Aunt Dana provided a really fun language arts curriculum - "Sing Spell Read and Write".  We used colorful posters, music, songs, games and more.  We used Singpore Math for the math curriculum.  We tried to incorporate lots of fun into the lessons.

Saturday, November 5, 2016

Paprika Peppers

Fresh Paprika Peppers
This year's tomato crop would probably seem large to most people, but it was a small one for us.  We had about 125 plants in all - about 1/3 of the usual number.  The first few trays of seedlings died (due to operator error).  So, since the harvest would be smaller, salsa was the number one product we wanted to put up.

I have shared the Salsa Recipe I use before, but for the last couple of years we have been adding something extra - about 1 tablespoon of SMOKED paprika.  This really is the best salsa we've ever made, and really the smoked paprika is the difference.

We have canned about 65 jars of salsa and that's got to last us till next tomato season. That's just slightly over 1 jar per week.

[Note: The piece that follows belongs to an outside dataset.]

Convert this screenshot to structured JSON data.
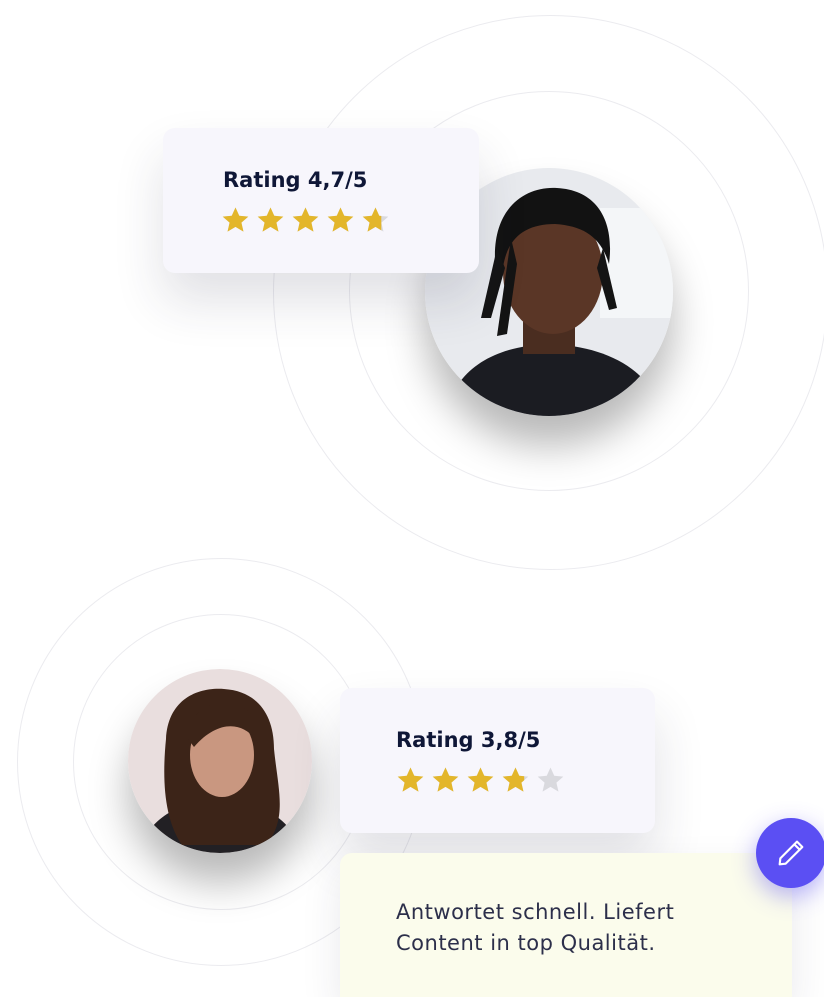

In our minds, that's not much at all!

I had never tried smoked papriks until sister Dana picked some up at a really neat spice and meat processing supply shop called Townsend Spice in Melbourne, Arkansas, and ever since I tried it, I'm hooked.  I love it. 

I set out on a quest to make my own smoked paprika.  It seemed simple enough - find paprika pepper seeds, plant them, harvest peppers, smoke, dry, grind, etc.

The first challenge was finding paprika pepper seeds.  I only found a couple of different sources on the internet.  I ended up buying seeds from Baker Creek Heirloom Seeds.  They carry two varieties, and I bought the Leutschauer Paprika Pepper.  They are supposedly originally from Hungary.  The package contained only 25 seeds and almost all seeds germinated.  The plants stayed quite small (probably because we neglected the seedlings) but produced a lot of peppers.  They are a lipstick red when ripe. 
Peppers in the dehydrator
The fresh and dried peppers are too hot for my taste, even though I remove the seeds and membranes before drying.  My next experiment will be to cook the peppers before drying them.  Cooked jalapenos don't seem nearly as hot so I am hoping this will help the paprikas as well.